SELECT path,filename,extension,version FROM CIM_DataFile WHERE path="\\Program Files\\Internet Explorer\\" AND filename="iexplore" AND extension="exe" AND version>"11.0

Query for virtual machines in Vmware environment;

SELECT Model FROM Win32_ComputerSystem WHERE Model = “VMWare Virtual Platform”

How to check machines in a specific ip adress range via WMI Filters?

SELECT * FROM Win32_IP4RouteTable 
WHERE 
(Mask=’255.255.255.0' AND NextHop=’192.168.1.1') 
OR 
(Mask=’255.255.255.0' AND NextHop=’192.168.2.1')

Let’s write more complex queries. This query shows Windows 10 computers (also server 2016) that have Google Chrome installed but do not have Adobe Acrobat installed;

SELECT Name, OperatingSystem, InstalledSoftware 
FROM 
Win32_ComputerSystem 
WHERE
OperatingSystem = "Windows 10"
AND InstalledSoftware = "Google Chrome"
AND InstalledSoftware NOT LIKE "Adobe Acrobat"

How queries working?

Name     | OperatingSystem     | InstalledSoftware
-------  | --------            | --------
Computer | Windows 10          | Google Chrome
Server   | Windows Server 2016 | Adobe Acrobat

Succesfully denied :)

Let’s go deeper

If Adobe Acrobat is installed on the computer, how do we do this if we want to open .pdf extension with Adobe Acrobat by default? WMI can’t enough alone but it’s very useful for this case. Also, this case is more helpful for understanding WMI filters.

Step 1:

This WMI filter show us to which computers have Adobe Acrobat Reader.

SELECT Name, 
OperatingSystem, 
InstalledSoftware 
FROM 
Win32_ComputerSystem 
WHERE 
InstalledSoftware = “Adobe Acrobat”

Step 2:

A PowerShell script to run on computers that meet the above conditions.

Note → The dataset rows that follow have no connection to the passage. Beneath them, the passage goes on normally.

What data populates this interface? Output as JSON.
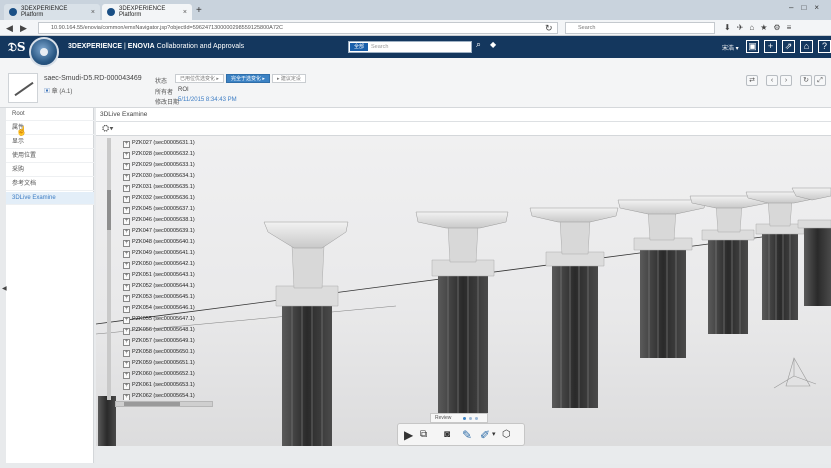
{
  "browser": {
    "tabs": [
      {
        "label": "3DEXPERIENCE Platform",
        "active": false
      },
      {
        "label": "3DEXPERIENCE Platform",
        "active": true
      }
    ],
    "new_tab": "+",
    "url": "10.90.164.55/enovia/common/emxNavigator.jsp?objectId=5962471300000298559125800A72C",
    "search_placeholder": "Search"
  },
  "app": {
    "brand": "3DEXPERIENCE",
    "separator": " | ",
    "product": "ENOVIA",
    "module": " Collaboration and Approvals",
    "search_scope": "全部",
    "search_placeholder": "Search",
    "user_name": "宋浩 ▾",
    "accent": "#14375e"
  },
  "object": {
    "name": "saec-Smudi-D5.RD-000043469",
    "revision": "章 (A.1)",
    "state_label": "状态",
    "states": [
      "已用位优选变化 ▸",
      "完全于选变化 ▸",
      "▸ 建议定设"
    ],
    "owner_label": "所有者",
    "owner_value": "ROI",
    "modified_label": "修改日期",
    "modified_value": "5/11/2015 8:34:43 PM"
  },
  "sidebar": {
    "root": "Root",
    "items": [
      "属性",
      "显示",
      "使用位置",
      "采购",
      "参考文档",
      "3DLive Examine"
    ],
    "active_index": 5
  },
  "viewer": {
    "title": "3DLive Examine",
    "tree": [
      "PZK027 (sec00005631.1)",
      "PZK028 (sec00005632.1)",
      "PZK029 (sec00005633.1)",
      "PZK030 (sec00005634.1)",
      "PZK031 (sec00005635.1)",
      "PZK032 (sec00005636.1)",
      "PZK045 (sec00005637.1)",
      "PZK046 (sec00005638.1)",
      "PZK047 (sec00005639.1)",
      "PZK048 (sec00005640.1)",
      "PZK049 (sec00005641.1)",
      "PZK050 (sec00005642.1)",
      "PZK051 (sec00005643.1)",
      "PZK052 (sec00005644.1)",
      "PZK053 (sec00005645.1)",
      "PZK054 (sec00005646.1)",
      "PZK055 (sec00005647.1)",
      "PZK056 (sec00005648.1)",
      "PZK057 (sec00005649.1)",
      "PZK058 (sec00005650.1)",
      "PZK059 (sec00005651.1)",
      "PZK060 (sec00005652.1)",
      "PZK061 (sec00005653.1)",
      "PZK062 (sec00005654.1)"
    ],
    "review_label": "Review"
  }
}
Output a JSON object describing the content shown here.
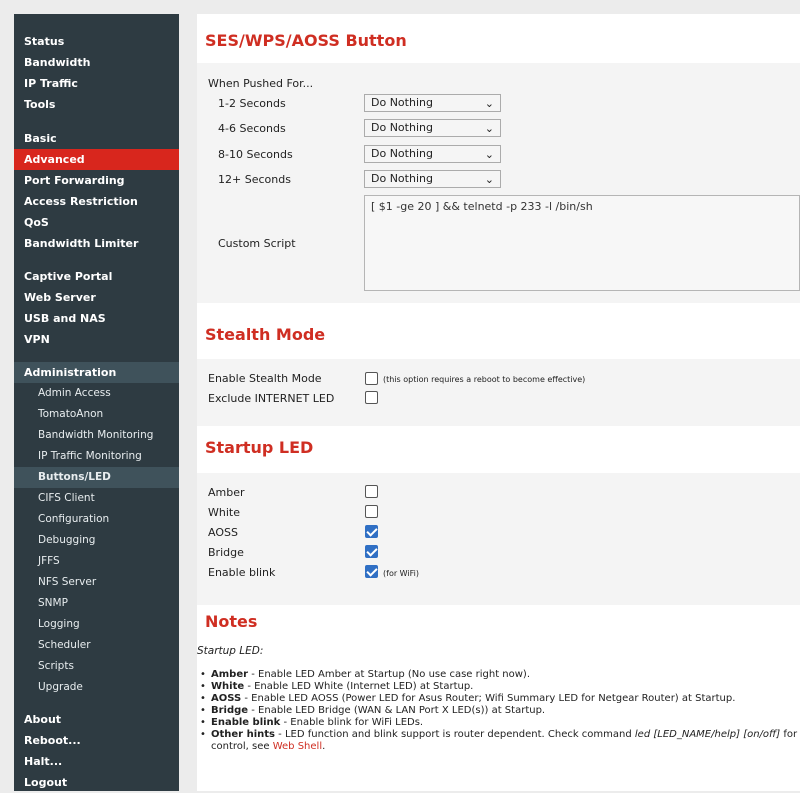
{
  "sidebar": {
    "status": "Status",
    "bandwidth": "Bandwidth",
    "ip_traffic": "IP Traffic",
    "tools": "Tools",
    "basic": "Basic",
    "advanced": "Advanced",
    "port_forwarding": "Port Forwarding",
    "access_restriction": "Access Restriction",
    "qos": "QoS",
    "bandwidth_limiter": "Bandwidth Limiter",
    "captive_portal": "Captive Portal",
    "web_server": "Web Server",
    "usb_nas": "USB and NAS",
    "vpn": "VPN",
    "administration": "Administration",
    "admin_items": [
      "Admin Access",
      "TomatoAnon",
      "Bandwidth Monitoring",
      "IP Traffic Monitoring",
      "Buttons/LED",
      "CIFS Client",
      "Configuration",
      "Debugging",
      "JFFS",
      "NFS Server",
      "SNMP",
      "Logging",
      "Scheduler",
      "Scripts",
      "Upgrade"
    ],
    "about": "About",
    "reboot": "Reboot...",
    "halt": "Halt...",
    "logout": "Logout"
  },
  "ses": {
    "title": "SES/WPS/AOSS Button",
    "when_pushed": "When Pushed For...",
    "rows": [
      {
        "label": "1-2 Seconds",
        "value": "Do Nothing"
      },
      {
        "label": "4-6 Seconds",
        "value": "Do Nothing"
      },
      {
        "label": "8-10 Seconds",
        "value": "Do Nothing"
      },
      {
        "label": "12+ Seconds",
        "value": "Do Nothing"
      }
    ],
    "custom_script_label": "Custom Script",
    "custom_script_value": "[ $1 -ge 20 ] && telnetd -p 233 -l /bin/sh"
  },
  "stealth": {
    "title": "Stealth Mode",
    "enable_label": "Enable Stealth Mode",
    "enable_checked": false,
    "enable_hint": "(this option requires a reboot to become effective)",
    "exclude_label": "Exclude INTERNET LED",
    "exclude_checked": false
  },
  "startup": {
    "title": "Startup LED",
    "amber_label": "Amber",
    "amber_checked": false,
    "white_label": "White",
    "white_checked": false,
    "aoss_label": "AOSS",
    "aoss_checked": true,
    "bridge_label": "Bridge",
    "bridge_checked": true,
    "blink_label": "Enable blink",
    "blink_checked": true,
    "blink_hint": "(for WiFi)"
  },
  "notes": {
    "title": "Notes",
    "subtitle": "Startup LED:",
    "amber_b": "Amber",
    "amber_t": " - Enable LED Amber at Startup (No use case right now).",
    "white_b": "White",
    "white_t": " - Enable LED White (Internet LED) at Startup.",
    "aoss_b": "AOSS",
    "aoss_t": " - Enable LED AOSS (Power LED for Asus Router; Wifi Summary LED for Netgear Router) at Startup.",
    "bridge_b": "Bridge",
    "bridge_t": " - Enable LED Bridge (WAN & LAN Port X LED(s)) at Startup.",
    "blink_b": "Enable blink",
    "blink_t": " - Enable blink for WiFi LEDs.",
    "other_b": "Other hints",
    "other_t1": " - LED function and blink support is router dependent. Check command ",
    "other_cmd": "led [LED_NAME/help] [on/off]",
    "other_t2": " for adv",
    "other_t3": "control, see ",
    "web_shell": "Web Shell",
    "other_t4": "."
  },
  "colors": {
    "accent": "#cf2e22",
    "sidebar_bg": "#2e3b42",
    "active_bg": "#d8261d",
    "checkbox_on": "#2f6fc4"
  }
}
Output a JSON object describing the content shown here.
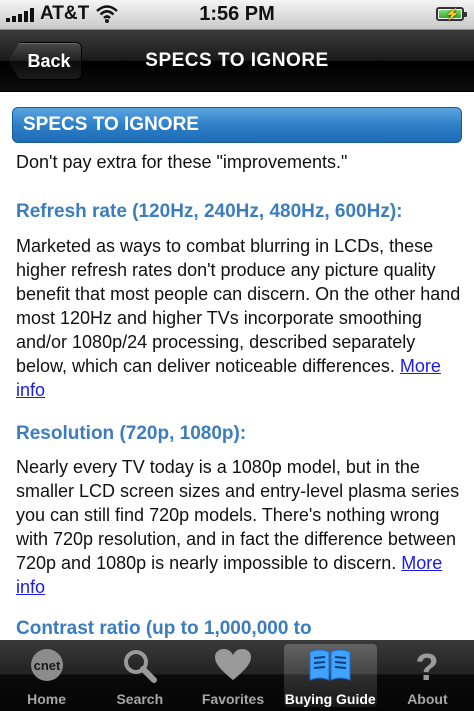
{
  "status": {
    "carrier": "AT&T",
    "time": "1:56 PM"
  },
  "nav": {
    "back_label": "Back",
    "title": "SPECS TO IGNORE"
  },
  "content": {
    "header": "SPECS TO IGNORE",
    "intro": "Don't pay extra for these \"improvements.\"",
    "sections": [
      {
        "heading": "Refresh rate (120Hz, 240Hz, 480Hz, 600Hz):",
        "body": "Marketed as ways to combat blurring in LCDs, these higher refresh rates don't produce any picture quality benefit that most people can discern. On the other hand most 120Hz and higher TVs incorporate smoothing and/or 1080p/24 processing, described separately below, which can deliver noticeable differences.",
        "link": "More info"
      },
      {
        "heading": "Resolution (720p, 1080p):",
        "body": "Nearly every TV today is a 1080p model, but in the smaller LCD screen sizes and entry-level plasma series you can still find 720p models. There's nothing wrong with 720p resolution, and in fact the difference between 720p and 1080p is nearly impossible to discern.",
        "link": "More info"
      },
      {
        "heading": "Contrast ratio (up to 1,000,000 to"
      }
    ]
  },
  "tabs": [
    {
      "label": "Home",
      "icon": "cnet-logo-icon"
    },
    {
      "label": "Search",
      "icon": "search-icon"
    },
    {
      "label": "Favorites",
      "icon": "heart-icon"
    },
    {
      "label": "Buying Guide",
      "icon": "book-icon",
      "active": true
    },
    {
      "label": "About",
      "icon": "question-icon"
    }
  ],
  "colors": {
    "heading_blue": "#3b7dbf",
    "header_blue": "#2b7cc6",
    "link_blue": "#1a1aee"
  }
}
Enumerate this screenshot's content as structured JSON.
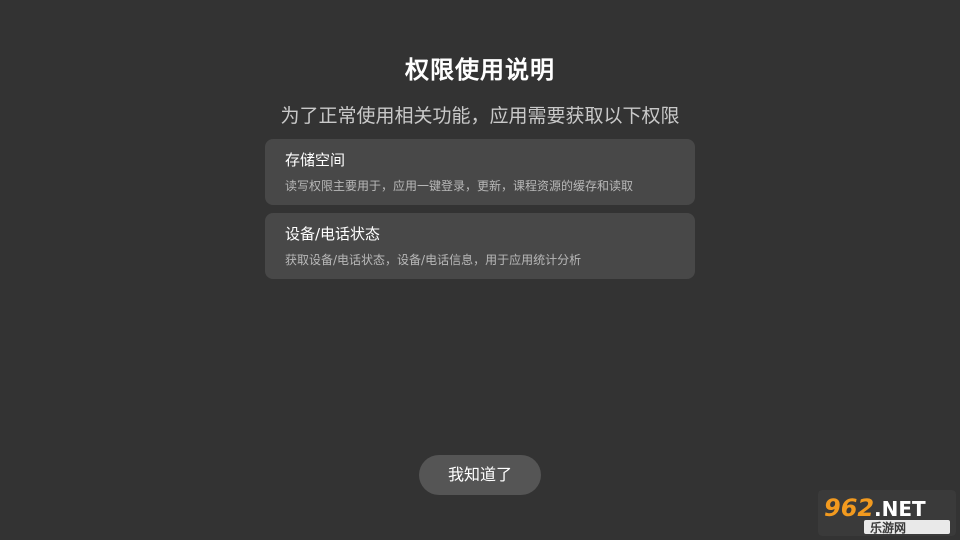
{
  "dialog": {
    "title": "权限使用说明",
    "subtitle": "为了正常使用相关功能，应用需要获取以下权限",
    "permissions": [
      {
        "name": "存储空间",
        "description": "读写权限主要用于，应用一键登录，更新，课程资源的缓存和读取"
      },
      {
        "name": "设备/电话状态",
        "description": "获取设备/电话状态，设备/电话信息，用于应用统计分析"
      }
    ],
    "confirm_label": "我知道了"
  },
  "watermark": {
    "brand_number": "962",
    "brand_suffix": ".NET",
    "brand_name": "乐游网"
  },
  "colors": {
    "background": "#333333",
    "card": "#484848",
    "button": "#555555",
    "title_text": "#ffffff",
    "subtitle_text": "#c9c9c9",
    "description_text": "#b8b8b8",
    "watermark_orange": "#f29a1f"
  }
}
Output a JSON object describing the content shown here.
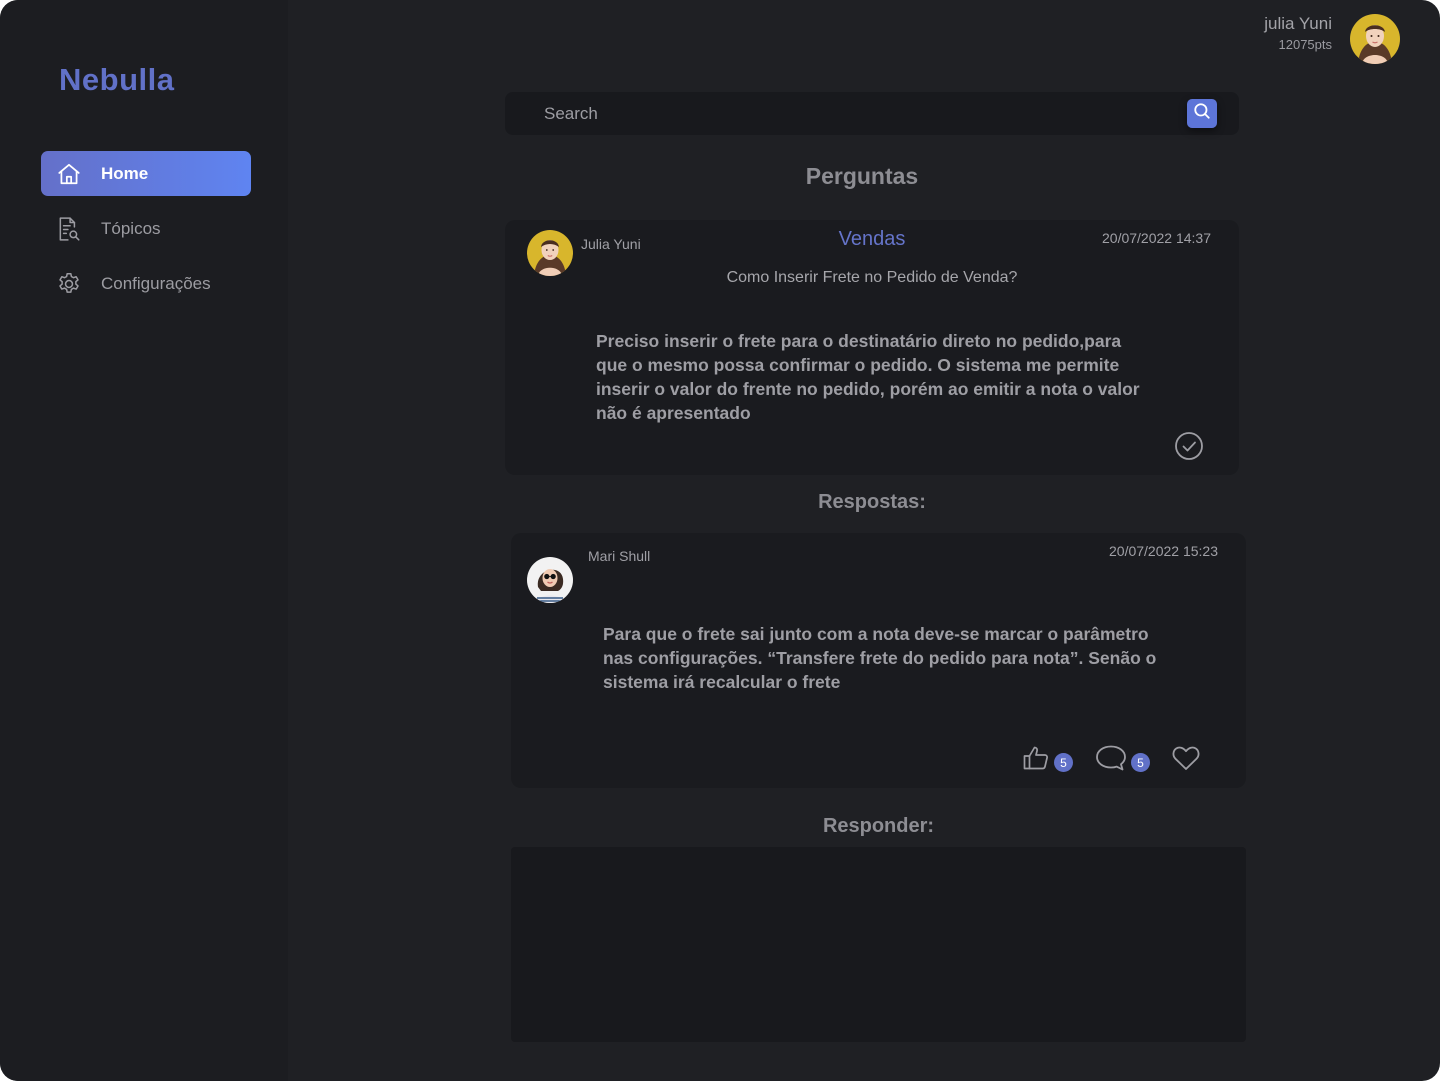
{
  "app": {
    "brand": "Nebulla",
    "accent": "#6171c8"
  },
  "sidebar": {
    "items": [
      {
        "label": "Home",
        "icon": "home-icon",
        "active": true
      },
      {
        "label": "Tópicos",
        "icon": "document-search-icon",
        "active": false
      },
      {
        "label": "Configurações",
        "icon": "gear-icon",
        "active": false
      }
    ]
  },
  "user": {
    "name": "julia Yuni",
    "points": "12075pts"
  },
  "search": {
    "placeholder": "Search",
    "value": ""
  },
  "questions_title": "Perguntas",
  "question": {
    "author": "Julia Yuni",
    "category": "Vendas",
    "date": "20/07/2022 14:37",
    "title": "Como Inserir Frete no Pedido de Venda?",
    "body": "Preciso inserir o frete para o destinatário direto no pedido,para que o mesmo possa confirmar o pedido. O sistema me permite inserir o valor do frente no pedido, porém ao emitir a nota o valor não é apresentado"
  },
  "answers_title": "Respostas:",
  "answer": {
    "author": "Mari Shull",
    "date": "20/07/2022 15:23",
    "body": "Para que o frete sai junto com a nota deve-se marcar o parâmetro nas configurações. “Transfere frete do pedido para nota”. Senão o sistema irá recalcular o frete",
    "likes": "5",
    "comments": "5"
  },
  "reply": {
    "title": "Responder:",
    "value": ""
  }
}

# This command sets Adobe Acrobat as the default application for files with the .pdf extension on computers with Google Chrome and Adobe Acrobat installed.
# Kullanım:
# Set-DefaultApp.ps1

$computers = Get-ADComputer -Filter "InstalledSoftware = 'Adobe Acrobat'"

ForEach ($computer in $computers) {
  $pdf = ".pdf"
  $app = "Adobe Acrobat"

  Set-ItemProperty -Path "HKCU:\Software\Microsoft\Windows\CurrentVersion\AppAssociations\$pdf" -Name "Default" -Value $app
}

Now you can deploy PowerShell script via Group Policy

Now I select WMI filters for the script I created.

Now everything ready for publishing at domain environment.

Note: The “Win32_Product” class and “InstalledSoftware” class can often performance issues. Consider alternative WMI class or PowerShell scripts for better performance.

Testing: It is important to always test these types of queries. Test on a small group of machines to see if you get the results you want.

Conclusion

The issue you need to pay attention to is that if you apply a filter to an object under the Group Policy Object container, whether it is applied on OU or domain basis in any area, or if you apply a filter to an object that has never been applied but is under the Group Policy Object container, it is applied in all of the places where the relevant object is applied, and as I said at the beginning, a single filter can be selected.